Oh, there’s so much to having more than just a web site. For your web site to matter, it will need to answer these questions.

—-
adapted from HBR’s 2008 article Can You Say What Your Strategy Is?

Apr 14

“I’m horrible with names.” Translation: “I could not care less about you.”

Remembering a person’s name is one of the greatest compliments you can pay somebody. Why tell them to their face that you are not going to respect them by NOT remembering their name? If you think a teeny-bit harder, I bet you can do it. It’s safe to bet of all the people who make this claim of suffering from name-amnesia, only 20% truly have the condition. Those 80% just don’t want to think. They merely don’t want to provide the brain power to remember the name.

So don’t say, “I’m horrible with names.” It’s a cop out and about the dumbest thing you can say. Simply trying will take you from here to there. Pay them the compliment. Give them the respect. When you can remember people’s names, you look like the superstar.

Apr 10

My wife bought a new Dyson vacuum to replace our 10-year old Hoover which was no longer cutting it.

Dyson’s strategy: Make the product look cool (so it doesn’t “domesticate”) and show all of the dirt the vacuum cleans up. The result: You feel cool vacuuming and you see it working right before your eyes.

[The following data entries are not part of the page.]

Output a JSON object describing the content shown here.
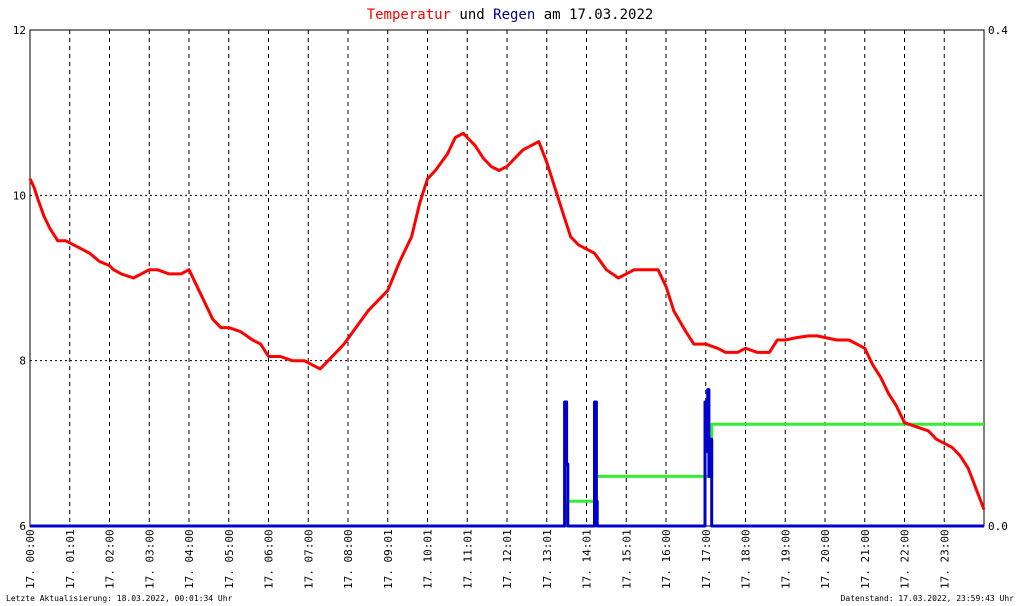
{
  "title": {
    "part1": "Temperatur",
    "part2": " und ",
    "part3": "Regen",
    "part4": " am 17.03.2022",
    "color_temp": "#ff0000",
    "color_rain": "#00008b",
    "color_text": "#000000"
  },
  "footer": {
    "left": "Letzte Aktualisierung: 18.03.2022, 00:01:34 Uhr",
    "right": "Datenstand: 17.03.2022, 23:59:43 Uhr"
  },
  "chart_data": {
    "type": "line",
    "grid": true,
    "x_unit": "hours",
    "xlim": [
      0,
      24
    ],
    "ylim_left": [
      6,
      12
    ],
    "yticks_left": [
      "6",
      "8",
      "10",
      "12"
    ],
    "ylim_right": [
      0,
      0.4
    ],
    "yticks_right": [
      "0.0",
      "0.4"
    ],
    "x_tick_labels": [
      "17. 00:00",
      "17. 01:01",
      "17. 02:00",
      "17. 03:00",
      "17. 04:00",
      "17. 05:00",
      "17. 06:00",
      "17. 07:00",
      "17. 08:00",
      "17. 09:01",
      "17. 10:01",
      "17. 11:01",
      "17. 12:01",
      "17. 13:01",
      "17. 14:01",
      "17. 15:01",
      "17. 16:00",
      "17. 17:00",
      "17. 18:00",
      "17. 19:00",
      "17. 20:00",
      "17. 21:00",
      "17. 22:00",
      "17. 23:00"
    ],
    "colors": {
      "temperature": "#ff0000",
      "rain": "#0000cc",
      "rain_sum": "#33ee33",
      "grid": "#000000"
    },
    "series": [
      {
        "role": "temperature",
        "axis": "left",
        "x": [
          0,
          0.1,
          0.2,
          0.35,
          0.5,
          0.7,
          0.9,
          1.1,
          1.3,
          1.5,
          1.75,
          2.0,
          2.1,
          2.3,
          2.6,
          2.8,
          3.0,
          3.2,
          3.5,
          3.8,
          4.0,
          4.2,
          4.4,
          4.6,
          4.8,
          5.0,
          5.3,
          5.6,
          5.8,
          6.0,
          6.3,
          6.6,
          6.9,
          7.1,
          7.3,
          7.5,
          7.7,
          7.9,
          8.2,
          8.5,
          8.8,
          9.0,
          9.3,
          9.6,
          9.8,
          10.0,
          10.2,
          10.5,
          10.7,
          10.9,
          11.0,
          11.2,
          11.4,
          11.6,
          11.8,
          12.0,
          12.2,
          12.4,
          12.6,
          12.8,
          13.0,
          13.2,
          13.4,
          13.6,
          13.8,
          14.0,
          14.2,
          14.5,
          14.8,
          15.0,
          15.2,
          15.5,
          15.8,
          16.0,
          16.2,
          16.5,
          16.7,
          17.0,
          17.3,
          17.5,
          17.8,
          18.0,
          18.3,
          18.6,
          18.8,
          19.0,
          19.3,
          19.6,
          19.8,
          20.0,
          20.3,
          20.6,
          20.8,
          21.0,
          21.2,
          21.4,
          21.6,
          21.8,
          22.0,
          22.3,
          22.6,
          22.8,
          23.0,
          23.2,
          23.4,
          23.6,
          23.8,
          24.0
        ],
        "y": [
          10.2,
          10.1,
          9.95,
          9.75,
          9.6,
          9.45,
          9.45,
          9.4,
          9.35,
          9.3,
          9.2,
          9.15,
          9.1,
          9.05,
          9.0,
          9.05,
          9.1,
          9.1,
          9.05,
          9.05,
          9.1,
          8.9,
          8.7,
          8.5,
          8.4,
          8.4,
          8.35,
          8.25,
          8.2,
          8.05,
          8.05,
          8.0,
          8.0,
          7.95,
          7.9,
          8.0,
          8.1,
          8.2,
          8.4,
          8.6,
          8.75,
          8.85,
          9.2,
          9.5,
          9.9,
          10.2,
          10.3,
          10.5,
          10.7,
          10.75,
          10.7,
          10.6,
          10.45,
          10.35,
          10.3,
          10.35,
          10.45,
          10.55,
          10.6,
          10.65,
          10.4,
          10.1,
          9.8,
          9.5,
          9.4,
          9.35,
          9.3,
          9.1,
          9.0,
          9.05,
          9.1,
          9.1,
          9.1,
          8.9,
          8.6,
          8.35,
          8.2,
          8.2,
          8.15,
          8.1,
          8.1,
          8.15,
          8.1,
          8.1,
          8.25,
          8.25,
          8.28,
          8.3,
          8.3,
          8.28,
          8.25,
          8.25,
          8.2,
          8.15,
          7.95,
          7.8,
          7.6,
          7.45,
          7.25,
          7.2,
          7.15,
          7.05,
          7.0,
          6.95,
          6.85,
          6.7,
          6.45,
          6.2
        ]
      },
      {
        "role": "rain",
        "axis": "right",
        "x": [
          0,
          13.45,
          13.45,
          13.5,
          13.5,
          13.53,
          13.53,
          14.2,
          14.2,
          14.25,
          14.25,
          14.27,
          14.27,
          16.98,
          16.98,
          17.0,
          17.0,
          17.05,
          17.05,
          17.08,
          17.08,
          17.12,
          17.12,
          17.15,
          17.15,
          24
        ],
        "y": [
          0,
          0,
          0.1,
          0.1,
          0.05,
          0.05,
          0,
          0,
          0.1,
          0.1,
          0.02,
          0.02,
          0,
          0,
          0.1,
          0.1,
          0.06,
          0.06,
          0.11,
          0.11,
          0.04,
          0.04,
          0.07,
          0.07,
          0,
          0
        ]
      },
      {
        "role": "rain_sum",
        "axis": "right",
        "x": [
          0,
          13.5,
          13.5,
          14.2,
          14.2,
          16.95,
          16.95,
          17.15,
          17.15,
          24
        ],
        "y": [
          0,
          0,
          0.02,
          0.02,
          0.04,
          0.04,
          0.04,
          0.04,
          0.082,
          0.082
        ]
      }
    ]
  }
}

I couldn’t help but make the correlation with selling services, whether it’s consulting, branding or web design. Show the prospect your super-cool process (Dyson’s cool design, the engineering). Then show them as much visually as possible (Dyson’s see through “results chamber,” where the dirt goes).

Too often (maybe I’m just speaking for Merge) we are selling concepts and what could be, but we try to paint the picture using words. Instead, use as many images as possible so the prospect can see the vision instead of trying to “get” the vision.

PS, by the way, I’m still learning. I realized after I wrote this blog, that maybe I should show a Dyson? Brother. By the way, my wife recommends Dyson.

Apr 07

Merge is talking to several prospects right now, and for a couple of them, there’s a clear advantage to be had if they’ll take the time to create content and position themselves as their industry’s expert.

Time.

The web site isn’t the most expensive part of the solution. It’s the time the business needs to take to create the content.

“They” say content is king. Web sites aren’t magical-they need the content mojo that makes the web site valuable. Your prospects want value. Invest in content and give the prospects what they want.

Apr 04

Merge is proud to announce the launch of a new brand and web site for Carruth Homes.

Merge provided the brand positioning “Mountain Homes Crafted by Carruth,” the logo, copy, web site design and programming.

Apr 01

There are brand experiences, and there are brand experiences. Today, I had the good kind.

About 30 NEXT CEO’s and friends assembled at the BMW Performance Driving Center.

All I can say that this is one of the most powerful, most genuine brand encounters I’d ever experienced and that I will never forget. The Ultimate Driving Machine lived up to 110% of its name. No gimmicks. No marketing tricks. BMW is who and what they say they are-just as a brand should be.

We drove the Z4 Coupe in the rat race, the 335 Twin Turbo Speed Test, the X5 off-road adventure and the Hotlap in the 500hp M5. The videos below were exactly how we were driving on the course. It was an adrenaline rush. Highly recommend it if you’re ever in Greenville/Greer.